Late birth registrations (those registered after the first year of birth of the child) initially increased consistently between 1992 and 1999, but thereafter decreased up until 2007. This number increased again between 2008 and 2010, in part due to Home Affairs’ campaign to improve birth registration and the local government elections in 2011.
In 2010, 31, 3% of all birth registration were late registrations, compared to the 68, 7% current registration in the first year of birth. The report observes that in 2010, 110 342 girls between the ages of 15 and 19 gave birth. More than 2/3rds (68,8%) of births registered in 2010 did not contain information about the child’s father. Total birth registrations increased by 3,2% between 2009 and 2010 with current birth registrations increasing by 1,1% and late birth registrations by 8,0%.
The report concludes that although the completeness of birth registration has increased, there is clearly still a need to increase efforts to register all births within 30 days of birth.
Advocacy implications
Birth registration is a fundamental right that forms part of the national integrated Early Childhood Development (ECD) package. It is critical that the promotion of birth registration and the provision of appropriate information and support to pregnant mothers, well ahead of the birth date of their babies, be prioritised in all relevant integrated ECD programmes and policies.

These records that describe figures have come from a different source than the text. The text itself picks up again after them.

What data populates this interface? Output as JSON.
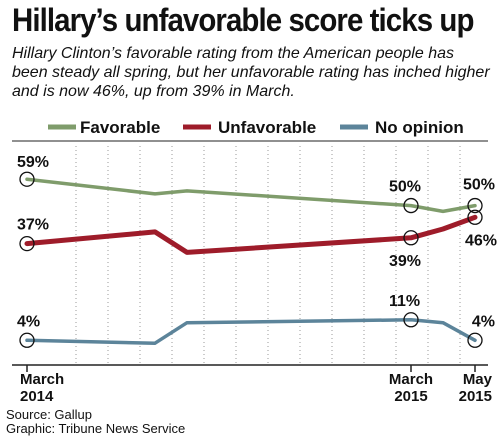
{
  "title": "Hillary’s unfavorable score ticks up",
  "subtitle": "Hillary Clinton’s favorable rating from the American people has been steady all spring, but her unfavorable rating has inched higher and is now 46%, up from 39% in March.",
  "source_line": "Source: Gallup",
  "graphic_line": "Graphic: Tribune News Service",
  "colors": {
    "favorable": "#7f9c6b",
    "unfavorable": "#9e1c2a",
    "no_opinion": "#5c849a"
  },
  "chart_data": {
    "type": "line",
    "title": "Hillary’s unfavorable score ticks up",
    "xlabel": "",
    "ylabel": "",
    "ylim": [
      0,
      70
    ],
    "grid": "vertical dotted",
    "legend": "top",
    "x_ticks": [
      {
        "line1": "March",
        "line2": "2014",
        "x": 0
      },
      {
        "line1": "March",
        "line2": "2015",
        "x": 12
      },
      {
        "line1": "May",
        "line2": "2015",
        "x": 14
      }
    ],
    "x": [
      0,
      4,
      5,
      12,
      13,
      14
    ],
    "series": [
      {
        "name": "Favorable",
        "values": [
          59,
          54,
          55,
          50,
          48,
          50
        ]
      },
      {
        "name": "Unfavorable",
        "values": [
          37,
          41,
          34,
          39,
          42,
          46
        ]
      },
      {
        "name": "No opinion",
        "values": [
          4,
          3,
          10,
          11,
          10,
          4
        ]
      }
    ],
    "annotations": [
      {
        "text": "59%",
        "series": 0,
        "point": 0
      },
      {
        "text": "37%",
        "series": 1,
        "point": 0
      },
      {
        "text": "4%",
        "series": 2,
        "point": 0
      },
      {
        "text": "50%",
        "series": 0,
        "point": 3
      },
      {
        "text": "39%",
        "series": 1,
        "point": 3
      },
      {
        "text": "11%",
        "series": 2,
        "point": 3
      },
      {
        "text": "50%",
        "series": 0,
        "point": 5
      },
      {
        "text": "46%",
        "series": 1,
        "point": 5
      },
      {
        "text": "4%",
        "series": 2,
        "point": 5
      }
    ]
  }
}
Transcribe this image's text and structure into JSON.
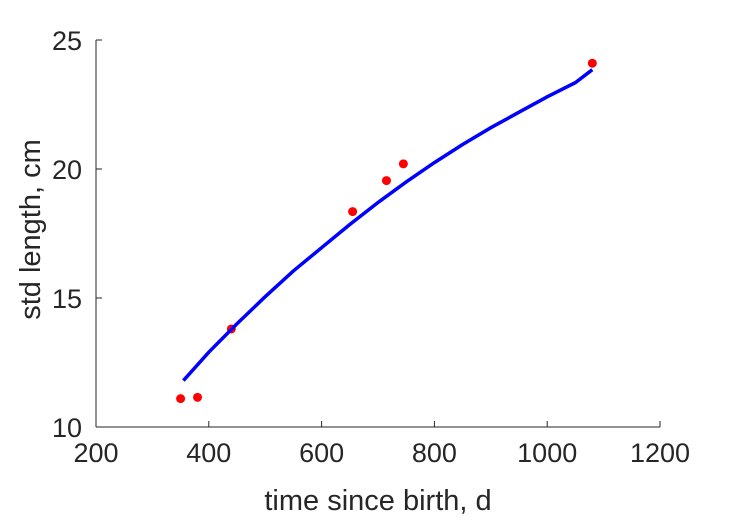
{
  "chart_data": {
    "type": "scatter",
    "title": "",
    "xlabel": "time since birth, d",
    "ylabel": "std length, cm",
    "xlim": [
      200,
      1200
    ],
    "ylim": [
      10,
      25
    ],
    "xticks": [
      200,
      400,
      600,
      800,
      1000,
      1200
    ],
    "yticks": [
      10,
      15,
      20,
      25
    ],
    "grid": false,
    "series": [
      {
        "kind": "points",
        "color": "#ff0000",
        "x": [
          350,
          380,
          440,
          655,
          715,
          745,
          1080
        ],
        "y": [
          11.1,
          11.15,
          13.8,
          18.35,
          19.55,
          20.2,
          24.1
        ]
      },
      {
        "kind": "fit-line",
        "color": "#0000ff",
        "x": [
          355,
          400,
          450,
          500,
          550,
          600,
          650,
          700,
          750,
          800,
          850,
          900,
          950,
          1000,
          1050,
          1080
        ],
        "y": [
          11.8,
          12.9,
          14.0,
          15.05,
          16.05,
          16.95,
          17.85,
          18.7,
          19.5,
          20.25,
          20.95,
          21.6,
          22.2,
          22.8,
          23.35,
          23.85
        ]
      }
    ]
  }
}
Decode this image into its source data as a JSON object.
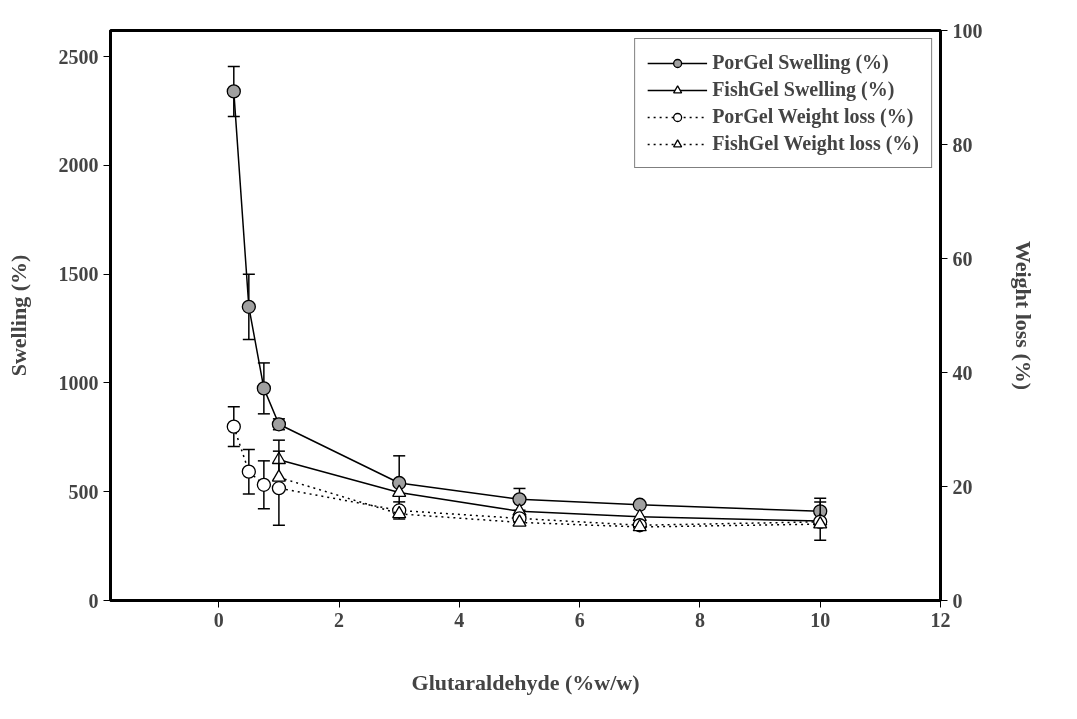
{
  "chart_data": {
    "type": "line",
    "xlabel": "Glutaraldehyde (%w/w)",
    "ylabel": "Swelling (%)",
    "y2label": "Weight loss (%)",
    "xlim": [
      -1.8,
      12
    ],
    "xticks": [
      0,
      2,
      4,
      6,
      8,
      10,
      12
    ],
    "ylim": [
      0,
      2620
    ],
    "yticks": [
      0,
      500,
      1000,
      1500,
      2000,
      2500
    ],
    "y2lim": [
      0,
      100
    ],
    "y2ticks": [
      0,
      20,
      40,
      60,
      80,
      100
    ],
    "grid": false,
    "legend": "top right",
    "series": [
      {
        "name": "PorGel Swelling (%)",
        "color": "#a0a0a0",
        "marker": "circle",
        "line_style": "solid",
        "x": [
          0.25,
          0.5,
          0.75,
          1,
          3,
          5,
          7,
          10
        ],
        "values": [
          2340,
          1350,
          975,
          810,
          540,
          465,
          440,
          410
        ],
        "errors": [
          115,
          150,
          117,
          25,
          125,
          50,
          null,
          60
        ]
      },
      {
        "name": "FishGel Swelling (%)",
        "color": "#ffffff",
        "marker": "triangle",
        "line_style": "solid",
        "x": [
          1,
          3,
          5,
          7,
          10
        ],
        "values": [
          647,
          496,
          410,
          385,
          365
        ],
        "errors": [
          90,
          null,
          null,
          null,
          88
        ]
      },
      {
        "name": "PorGel Weight loss (%)",
        "color": "#ffffff",
        "marker": "circle",
        "line_style": "dotted",
        "axis": "y2",
        "x": [
          0.25,
          0.5,
          0.75,
          1,
          3,
          5,
          7,
          10
        ],
        "values": [
          30.5,
          22.6,
          20.3,
          19.7,
          15.8,
          14.4,
          13.2,
          13.8
        ],
        "errors": [
          3.5,
          3.9,
          4.2,
          6.5,
          1.5,
          null,
          null,
          null
        ]
      },
      {
        "name": "FishGel Weight loss (%)",
        "color": "#ffffff",
        "marker": "triangle",
        "line_style": "dotted",
        "axis": "y2",
        "x": [
          1,
          3,
          5,
          7,
          10
        ],
        "values": [
          21.6,
          15.2,
          13.7,
          12.9,
          13.4
        ],
        "errors": [
          null,
          null,
          null,
          null,
          null
        ]
      }
    ]
  }
}
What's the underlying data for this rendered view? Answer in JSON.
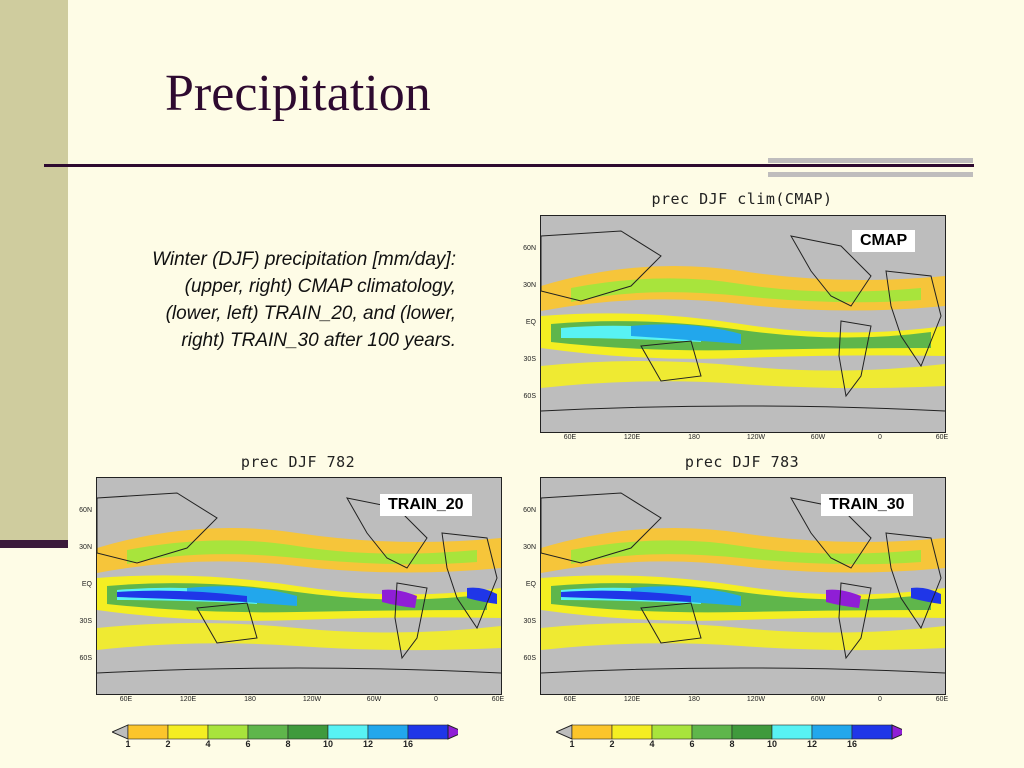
{
  "slide": {
    "title": "Precipitation",
    "caption": "Winter (DJF) precipitation [mm/day]: (upper, right) CMAP climatology, (lower, left) TRAIN_20, and (lower, right) TRAIN_30 after 100 years."
  },
  "maps": [
    {
      "title": "prec DJF clim(CMAP)",
      "tag": "CMAP"
    },
    {
      "title": "prec DJF 782",
      "tag": "TRAIN_20"
    },
    {
      "title": "prec DJF 783",
      "tag": "TRAIN_30"
    }
  ],
  "lat_labels": [
    "60N",
    "30N",
    "EQ",
    "30S",
    "60S"
  ],
  "lon_labels": [
    "60E",
    "120E",
    "180",
    "120W",
    "60W",
    "0",
    "60E"
  ],
  "colorbar": {
    "labels": [
      "1",
      "2",
      "4",
      "6",
      "8",
      "10",
      "12",
      "16"
    ],
    "colors": [
      "#bdbdbd",
      "#fcc52b",
      "#f4ee22",
      "#a8e43c",
      "#5fb64b",
      "#3f9a3c",
      "#58f2f4",
      "#22a7ec",
      "#1f36e8",
      "#8f1ed6"
    ]
  }
}
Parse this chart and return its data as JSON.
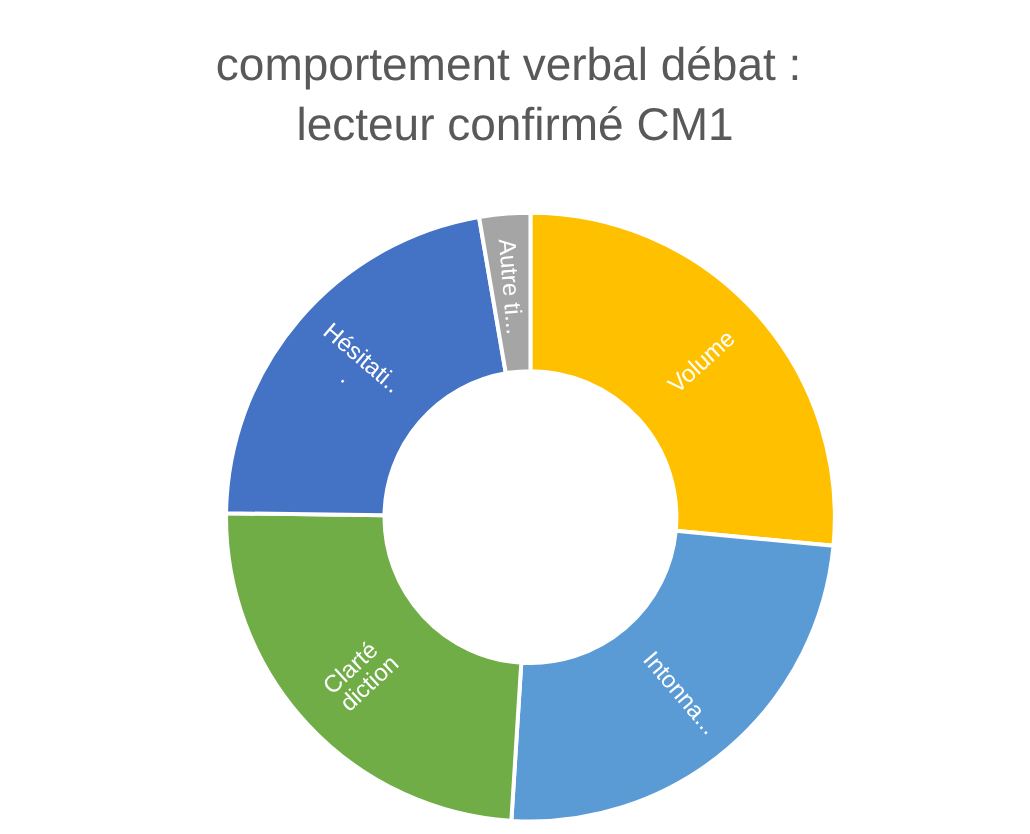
{
  "chart_data": {
    "type": "donut",
    "title": "comportement verbal débat : lecteur confirmé CM1",
    "categories": [
      "Volume",
      "Intonna...",
      "Clarté diction",
      "Hésitati...",
      "Autre ti..."
    ],
    "values": [
      26.5,
      24.5,
      24.2,
      22.1,
      2.7
    ],
    "colors": [
      "#ffc000",
      "#5b9bd5",
      "#70ad47",
      "#4472c4",
      "#a5a5a5"
    ],
    "legend": false
  }
}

Civil society has a key role to play in this regard. However, there is a need for linking information provision and support around birth registration with scaled-up and sustainable national campaigns that target hard-to-reach vulnerable populations. The new revitalized primary health care system, with its emphasis on community and home-based preventative primary care and support, must be a vehicle to drive knowledge and support for birth registration within 30 days of birth. Without a birth certificate health promotion and prevention is going to be hampered. Access to birth certificates must be seen as an essential link in the primary health care cycle.
In a similar vein, the new National Strategic Plan, with its emphasis on community and home-based care and support for key vulnerable populations, must provide a policy, programmatic and funding vehicle for promoting birth registration within 30 days of birth.